Ok. I'll drop this from v14 then. It can go separately, assuming there
is no move to add the raw lock which would negate it.
@@ -1678,10 +1678,13 @@ static int set_shinfo_evtchn_pending(struct kvm_vcpu *vcpu, u32 port)
unsigned long flags;
int rc = -EWOULDBLOCK;
- read_lock_irqsave(&gpc->lock, flags);
- if (!kvm_gpc_check(gpc, PAGE_SIZE))
+ local_irq_save(flags);
+ if (!read_trylock(&gpc->lock))
goto out;
+ if (!kvm_gpc_check(gpc, PAGE_SIZE))
+ goto out_unlock;
+
if (IS_ENABLED(CONFIG_64BIT) && kvm->arch.xen.long_mode) {
struct shared_info *shinfo = gpc->khva;
@@ -1703,8 +1706,10 @@ static int set_shinfo_evtchn_pending(struct kvm_vcpu *vcpu, u32 port)
rc = 1; /* It is newly raised */
}
+ out_unlock:
+ read_unlock(&gpc->lock);
out:
- read_unlock_irqrestore(&gpc->lock, flags);
+ local_irq_restore(flags);
return rc;
}
@@ -1714,21 +1719,23 @@ static bool set_vcpu_info_evtchn_pending(struct kvm_vcpu *vcpu, u32 port)
struct gfn_to_pfn_cache *gpc = &vcpu->arch.xen.vcpu_info_cache;
unsigned long flags;
bool kick_vcpu = false;
+ bool locked;
- read_lock_irqsave(&gpc->lock, flags);
+ local_irq_save(flags);
+ locked = read_trylock(&gpc->lock);
/*
* Try to deliver the event directly to the vcpu_info.
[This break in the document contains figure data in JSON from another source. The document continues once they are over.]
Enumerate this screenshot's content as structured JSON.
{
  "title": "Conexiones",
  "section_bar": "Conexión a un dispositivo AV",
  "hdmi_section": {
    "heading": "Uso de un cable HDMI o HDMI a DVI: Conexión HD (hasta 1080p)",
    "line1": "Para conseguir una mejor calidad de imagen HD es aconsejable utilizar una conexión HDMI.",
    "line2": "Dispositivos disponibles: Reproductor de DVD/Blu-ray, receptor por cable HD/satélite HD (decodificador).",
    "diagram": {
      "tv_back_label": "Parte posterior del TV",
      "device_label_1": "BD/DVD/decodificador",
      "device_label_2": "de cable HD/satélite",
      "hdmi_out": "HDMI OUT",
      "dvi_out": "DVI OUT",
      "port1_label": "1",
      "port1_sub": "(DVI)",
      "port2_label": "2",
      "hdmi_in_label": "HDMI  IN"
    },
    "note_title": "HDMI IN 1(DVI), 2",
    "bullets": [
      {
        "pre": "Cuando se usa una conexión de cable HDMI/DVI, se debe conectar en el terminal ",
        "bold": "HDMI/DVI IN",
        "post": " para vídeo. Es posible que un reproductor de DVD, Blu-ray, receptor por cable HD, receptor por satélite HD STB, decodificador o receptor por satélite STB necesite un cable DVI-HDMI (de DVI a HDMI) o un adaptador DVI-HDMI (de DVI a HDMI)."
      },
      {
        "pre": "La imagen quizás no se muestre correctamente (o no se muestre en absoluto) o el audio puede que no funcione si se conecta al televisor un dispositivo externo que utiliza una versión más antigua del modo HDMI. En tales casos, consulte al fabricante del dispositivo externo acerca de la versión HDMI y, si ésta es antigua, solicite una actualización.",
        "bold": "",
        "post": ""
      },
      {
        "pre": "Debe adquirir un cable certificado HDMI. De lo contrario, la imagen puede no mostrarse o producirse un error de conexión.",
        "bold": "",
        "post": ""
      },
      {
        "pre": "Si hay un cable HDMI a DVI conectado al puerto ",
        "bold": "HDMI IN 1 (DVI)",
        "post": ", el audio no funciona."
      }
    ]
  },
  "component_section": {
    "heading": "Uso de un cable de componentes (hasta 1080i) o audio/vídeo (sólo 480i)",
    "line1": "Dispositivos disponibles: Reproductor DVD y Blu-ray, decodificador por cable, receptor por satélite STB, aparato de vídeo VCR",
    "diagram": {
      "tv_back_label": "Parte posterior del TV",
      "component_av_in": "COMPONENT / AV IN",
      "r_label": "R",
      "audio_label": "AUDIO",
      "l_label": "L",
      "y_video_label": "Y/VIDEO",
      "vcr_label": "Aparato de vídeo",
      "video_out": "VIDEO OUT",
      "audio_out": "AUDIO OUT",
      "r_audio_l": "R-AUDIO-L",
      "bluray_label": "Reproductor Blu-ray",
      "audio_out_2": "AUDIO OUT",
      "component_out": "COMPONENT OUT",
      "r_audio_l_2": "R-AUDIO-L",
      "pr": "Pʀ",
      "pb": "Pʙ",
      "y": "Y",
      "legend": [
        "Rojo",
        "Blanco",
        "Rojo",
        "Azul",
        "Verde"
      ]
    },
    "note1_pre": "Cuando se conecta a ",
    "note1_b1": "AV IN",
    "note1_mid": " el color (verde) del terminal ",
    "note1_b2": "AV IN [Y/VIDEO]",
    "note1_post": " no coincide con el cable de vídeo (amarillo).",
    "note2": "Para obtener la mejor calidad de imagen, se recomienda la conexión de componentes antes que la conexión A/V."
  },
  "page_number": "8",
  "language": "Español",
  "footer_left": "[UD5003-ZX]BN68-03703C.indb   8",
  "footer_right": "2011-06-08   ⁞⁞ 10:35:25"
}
If successful and
* the guest is using upcall_vector delivery, send the MSI.
- * If the pfncache is invalid, set the shadow. In this case, or if the
- * guest is using another form of event delivery, the vCPU must be
- * kicked to complete the delivery.
+ * If the pfncache lock is contended or the cache is invalid, set the
+ * shadow. In this case, or if the guest is using another form of event
+ * delivery, the vCPU must be kicked to complete the delivery.
*/
if (IS_ENABLED(CONFIG_64BIT) && kvm->arch.xen.long_mode) {
struct vcpu_info *vcpu_info = gpc->khva;
int port_word_bit = port / 64;
- if (!kvm_gpc_check(gpc, sizeof(*vcpu_info))) {
+ if ((!locked || !kvm_gpc_check(gpc, sizeof(*vcpu_info)))) {
if (!test_and_set_bit(port_word_bit, &vcpu->arch.xen.evtchn_pending_sel))
kick_vcpu = true;
goto out;
@@ -1742,7 +1749,7 @@ static bool set_vcpu_info_evtchn_pending(struct kvm_vcpu *vcpu, u32 port)
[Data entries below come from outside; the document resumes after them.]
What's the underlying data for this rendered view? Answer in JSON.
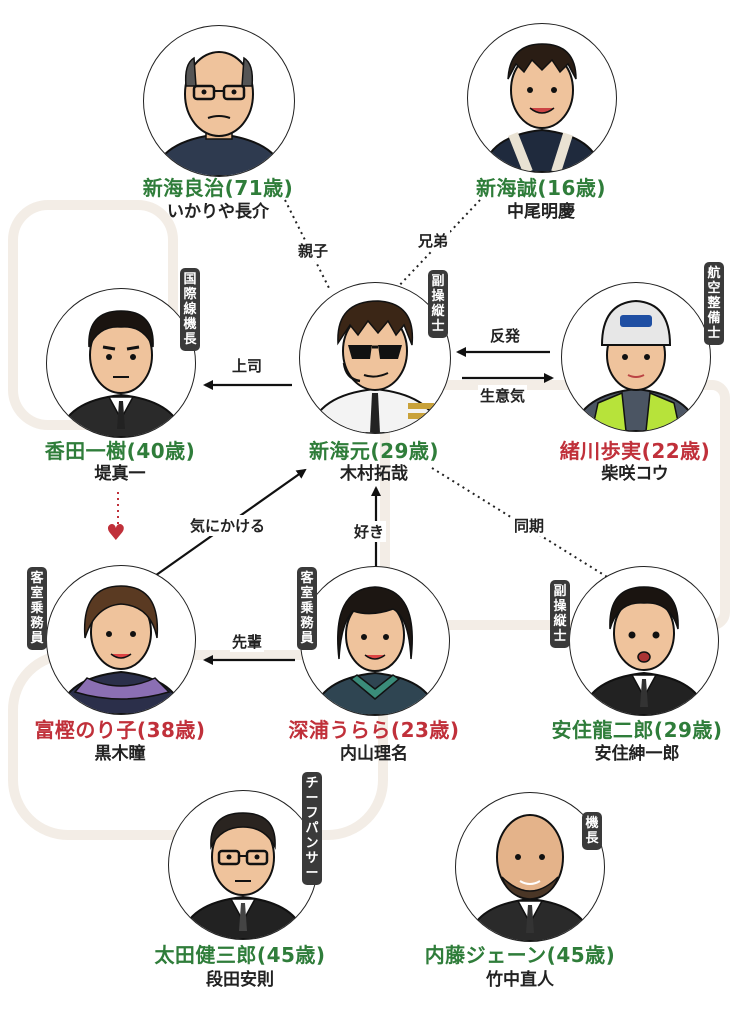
{
  "characters": {
    "ryoji": {
      "name": "新海良治(71歳)",
      "actor": "いかりや長介"
    },
    "makoto": {
      "name": "新海誠(16歳)",
      "actor": "中尾明慶"
    },
    "kazuki": {
      "name": "香田一樹(40歳)",
      "actor": "堤真一",
      "role": "国際線機長"
    },
    "hajime": {
      "name": "新海元(29歳)",
      "actor": "木村拓哉",
      "role": "副操縦士"
    },
    "ayumi": {
      "name": "緒川歩実(22歳)",
      "actor": "柴咲コウ",
      "role": "航空整備士"
    },
    "noriko": {
      "name": "富樫のり子(38歳)",
      "actor": "黒木瞳",
      "role": "客室乗務員"
    },
    "urara": {
      "name": "深浦うらら(23歳)",
      "actor": "内山理名",
      "role": "客室乗務員"
    },
    "ryujiro": {
      "name": "安住龍二郎(29歳)",
      "actor": "安住紳一郎",
      "role": "副操縦士"
    },
    "kenzaburo": {
      "name": "太田健三郎(45歳)",
      "actor": "段田安則",
      "role": "チーフパンサー"
    },
    "jane": {
      "name": "内藤ジェーン(45歳)",
      "actor": "竹中直人",
      "role": "機長"
    }
  },
  "relations": {
    "parent": "親子",
    "brothers": "兄弟",
    "boss": "上司",
    "rebel": "反発",
    "cheeky": "生意気",
    "cares": "気にかける",
    "likes": "好き",
    "classmate": "同期",
    "senior": "先輩"
  },
  "colors": {
    "green": "#2f7d3a",
    "red": "#c0303a",
    "tag": "#3a3a3a",
    "heart": "#c0303a"
  },
  "icons": {
    "heart": "heart-icon"
  }
}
struct compat_vcpu_info *vcpu_info = gpc->khva;
int port_word_bit = port / 32;
- if (!kvm_gpc_check(gpc, sizeof(*vcpu_info))) {
+ if ((!locked || !kvm_gpc_check(gpc, sizeof(*vcpu_info)))) {
if (!test_and_set_bit(port_word_bit, &vcpu->arch.xen.evtchn_pending_sel))
kick_vcpu = true;
goto out;
@@ -1761,7 +1768,10 @@ static bool set_vcpu_info_evtchn_pending(struct kvm_vcpu *vcpu, u32 port)
}
out:
- read_unlock_irqrestore(&gpc->lock, flags);
+ if (locked)
+ read_unlock(&gpc->lock);
+
+ local_irq_restore(flags);
return kick_vcpu;
}